Real‑time WebSocket TTS (bidirectional)

  • Single‑context: wss://api.elevenlabs.io/v1/text-to-speech/:voice_id/stream-input
  • Multi‑context: wss://api.elevenlabs.io/v1/text-to-speech/:voice_id/multi-stream-input
  • Query/options include: model_id, language_code (where supported), output_format, enable_ssml_parsing, sync_alignment, auto_mode, inactivity_timeout. Messages include initializeConnection, sendText, audioOutput, finalOutput. (elevenlabs.io)

Models and limits

  • List available models: GET /v1/models. Choose one with can_do_text_to_speech = true. (elevenlabs.io)
  • Character limits per request vary by model; e.g., eleven_flash_v2_5 and eleven_turbo_v2_5 up to 40,000 chars; eleven_multilingual_v2 up to 10,000. Split longer text across requests. (elevenlabs.io)

Voices

  • You need a voice_id. List your voices with GET /v2/voices, or copy a voice’s ID from the dashboard. (elevenlabs.io)

Audio formats

  • Select with output_format (codec_sampleRate_bitrate), e.g., mp3_44100_128; additional PCM formats are available (including pcm_48000 as of Apr 28, 2025). (elevenlabs.io)
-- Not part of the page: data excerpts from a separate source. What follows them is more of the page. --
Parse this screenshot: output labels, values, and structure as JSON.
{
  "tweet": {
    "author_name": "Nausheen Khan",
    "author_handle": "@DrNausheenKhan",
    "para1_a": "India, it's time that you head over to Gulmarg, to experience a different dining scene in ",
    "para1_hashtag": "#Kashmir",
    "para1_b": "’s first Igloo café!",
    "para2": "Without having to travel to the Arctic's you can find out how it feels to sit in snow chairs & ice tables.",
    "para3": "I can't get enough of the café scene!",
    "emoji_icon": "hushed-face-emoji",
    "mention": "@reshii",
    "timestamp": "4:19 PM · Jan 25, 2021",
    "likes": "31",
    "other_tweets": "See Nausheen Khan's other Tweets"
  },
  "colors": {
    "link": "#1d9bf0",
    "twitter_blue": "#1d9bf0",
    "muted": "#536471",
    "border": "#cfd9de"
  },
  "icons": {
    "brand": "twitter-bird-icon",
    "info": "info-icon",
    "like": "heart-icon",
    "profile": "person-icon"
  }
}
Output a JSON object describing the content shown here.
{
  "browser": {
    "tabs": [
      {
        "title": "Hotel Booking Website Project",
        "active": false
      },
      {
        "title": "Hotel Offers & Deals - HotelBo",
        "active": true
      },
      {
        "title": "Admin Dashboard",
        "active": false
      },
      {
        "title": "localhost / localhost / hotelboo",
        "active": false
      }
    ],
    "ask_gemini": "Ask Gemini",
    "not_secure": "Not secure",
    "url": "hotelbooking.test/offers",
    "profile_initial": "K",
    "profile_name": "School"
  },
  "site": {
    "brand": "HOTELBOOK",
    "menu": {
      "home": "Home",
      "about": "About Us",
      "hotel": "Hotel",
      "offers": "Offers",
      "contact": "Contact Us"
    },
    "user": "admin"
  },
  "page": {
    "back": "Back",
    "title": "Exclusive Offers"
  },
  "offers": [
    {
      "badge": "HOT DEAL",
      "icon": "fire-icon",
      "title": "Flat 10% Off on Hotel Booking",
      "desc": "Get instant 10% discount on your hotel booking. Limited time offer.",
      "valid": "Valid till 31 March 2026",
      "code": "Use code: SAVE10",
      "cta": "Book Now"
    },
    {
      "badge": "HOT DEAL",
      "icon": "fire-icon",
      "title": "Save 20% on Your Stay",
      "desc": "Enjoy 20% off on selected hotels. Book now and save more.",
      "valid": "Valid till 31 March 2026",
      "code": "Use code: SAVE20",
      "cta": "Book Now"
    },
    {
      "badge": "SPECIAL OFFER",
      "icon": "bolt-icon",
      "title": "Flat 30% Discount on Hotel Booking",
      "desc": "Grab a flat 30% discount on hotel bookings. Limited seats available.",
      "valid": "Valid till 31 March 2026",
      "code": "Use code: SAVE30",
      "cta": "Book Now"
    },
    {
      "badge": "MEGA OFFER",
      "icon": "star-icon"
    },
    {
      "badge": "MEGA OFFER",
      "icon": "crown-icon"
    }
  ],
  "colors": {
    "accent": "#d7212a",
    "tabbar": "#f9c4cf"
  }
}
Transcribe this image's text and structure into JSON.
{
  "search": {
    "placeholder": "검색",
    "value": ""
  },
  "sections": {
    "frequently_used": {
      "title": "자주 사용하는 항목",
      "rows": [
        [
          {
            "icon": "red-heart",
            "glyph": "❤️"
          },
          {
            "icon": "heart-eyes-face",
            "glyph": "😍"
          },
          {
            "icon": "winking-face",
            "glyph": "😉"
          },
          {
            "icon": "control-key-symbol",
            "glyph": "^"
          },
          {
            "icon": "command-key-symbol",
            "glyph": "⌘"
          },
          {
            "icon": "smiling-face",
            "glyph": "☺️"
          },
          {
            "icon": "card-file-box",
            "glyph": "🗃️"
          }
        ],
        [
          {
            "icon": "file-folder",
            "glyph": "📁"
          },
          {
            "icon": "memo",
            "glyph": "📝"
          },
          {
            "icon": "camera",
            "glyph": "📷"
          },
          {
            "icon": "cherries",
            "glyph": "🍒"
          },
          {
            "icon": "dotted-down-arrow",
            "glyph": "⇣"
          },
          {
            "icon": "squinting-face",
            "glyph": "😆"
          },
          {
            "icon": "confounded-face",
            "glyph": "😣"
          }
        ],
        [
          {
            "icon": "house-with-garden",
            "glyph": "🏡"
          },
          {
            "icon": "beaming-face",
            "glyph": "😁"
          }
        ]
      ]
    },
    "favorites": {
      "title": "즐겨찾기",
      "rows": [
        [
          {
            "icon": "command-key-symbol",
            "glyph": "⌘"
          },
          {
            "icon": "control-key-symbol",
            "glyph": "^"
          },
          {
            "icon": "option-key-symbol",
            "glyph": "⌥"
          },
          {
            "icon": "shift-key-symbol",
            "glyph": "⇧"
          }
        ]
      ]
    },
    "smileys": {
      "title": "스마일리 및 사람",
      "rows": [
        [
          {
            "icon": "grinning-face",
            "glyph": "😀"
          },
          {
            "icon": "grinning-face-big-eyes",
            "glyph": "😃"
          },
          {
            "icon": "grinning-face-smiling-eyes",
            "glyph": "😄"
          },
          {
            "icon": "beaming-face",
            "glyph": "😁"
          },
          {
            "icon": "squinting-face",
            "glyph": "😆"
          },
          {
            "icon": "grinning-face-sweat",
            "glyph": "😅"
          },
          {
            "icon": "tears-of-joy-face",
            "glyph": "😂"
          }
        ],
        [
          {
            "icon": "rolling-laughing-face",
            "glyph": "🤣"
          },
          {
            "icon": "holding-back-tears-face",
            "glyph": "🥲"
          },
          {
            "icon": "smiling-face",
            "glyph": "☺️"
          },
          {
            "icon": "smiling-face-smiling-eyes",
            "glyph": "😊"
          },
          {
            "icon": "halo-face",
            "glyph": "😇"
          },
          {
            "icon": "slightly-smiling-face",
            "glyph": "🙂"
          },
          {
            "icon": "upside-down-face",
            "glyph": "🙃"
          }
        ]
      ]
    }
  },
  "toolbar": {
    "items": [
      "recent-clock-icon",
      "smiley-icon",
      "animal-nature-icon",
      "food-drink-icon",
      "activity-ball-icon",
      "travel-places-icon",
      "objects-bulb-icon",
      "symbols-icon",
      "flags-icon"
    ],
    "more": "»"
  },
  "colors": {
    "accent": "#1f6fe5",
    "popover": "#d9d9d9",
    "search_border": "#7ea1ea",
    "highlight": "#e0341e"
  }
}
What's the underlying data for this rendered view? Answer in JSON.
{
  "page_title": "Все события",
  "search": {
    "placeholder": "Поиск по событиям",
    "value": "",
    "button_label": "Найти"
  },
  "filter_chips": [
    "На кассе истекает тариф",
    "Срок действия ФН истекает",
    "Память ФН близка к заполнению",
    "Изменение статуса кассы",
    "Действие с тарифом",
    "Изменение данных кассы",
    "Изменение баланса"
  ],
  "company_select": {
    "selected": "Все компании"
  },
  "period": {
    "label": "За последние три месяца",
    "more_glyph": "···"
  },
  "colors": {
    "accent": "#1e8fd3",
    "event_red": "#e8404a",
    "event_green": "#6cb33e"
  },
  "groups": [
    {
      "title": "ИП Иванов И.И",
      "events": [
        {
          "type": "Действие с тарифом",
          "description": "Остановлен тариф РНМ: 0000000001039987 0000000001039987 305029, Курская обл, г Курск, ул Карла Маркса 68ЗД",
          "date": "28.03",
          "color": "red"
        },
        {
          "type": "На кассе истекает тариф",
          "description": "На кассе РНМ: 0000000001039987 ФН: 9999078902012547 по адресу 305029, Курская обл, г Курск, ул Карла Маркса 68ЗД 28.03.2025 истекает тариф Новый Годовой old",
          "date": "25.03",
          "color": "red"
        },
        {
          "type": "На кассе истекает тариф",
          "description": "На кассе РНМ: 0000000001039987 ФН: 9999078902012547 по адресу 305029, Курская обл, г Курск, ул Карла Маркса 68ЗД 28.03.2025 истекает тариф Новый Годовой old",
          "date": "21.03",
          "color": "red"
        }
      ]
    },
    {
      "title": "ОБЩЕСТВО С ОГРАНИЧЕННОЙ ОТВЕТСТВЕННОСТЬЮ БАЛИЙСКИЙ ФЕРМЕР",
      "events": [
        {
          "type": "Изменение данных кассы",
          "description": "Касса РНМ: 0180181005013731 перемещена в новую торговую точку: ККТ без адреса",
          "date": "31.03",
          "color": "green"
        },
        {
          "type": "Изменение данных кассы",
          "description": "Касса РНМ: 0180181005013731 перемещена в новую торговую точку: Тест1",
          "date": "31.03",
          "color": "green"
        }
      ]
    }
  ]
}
Streaming in front‑end apps

  • Recommended pattern: your frontend calls your backend; the backend calls /v1/text-to-speech/:voice_id/stream and relays the stream to the browser. The docs provide a cookbook example (ReadableStream + stream.tee() to both return to the browser and persist).
main bone
#

Hello
I want to add Dial Click funcationality in voice calling via Agent and Customer. So How can we add this in evelevn Call api.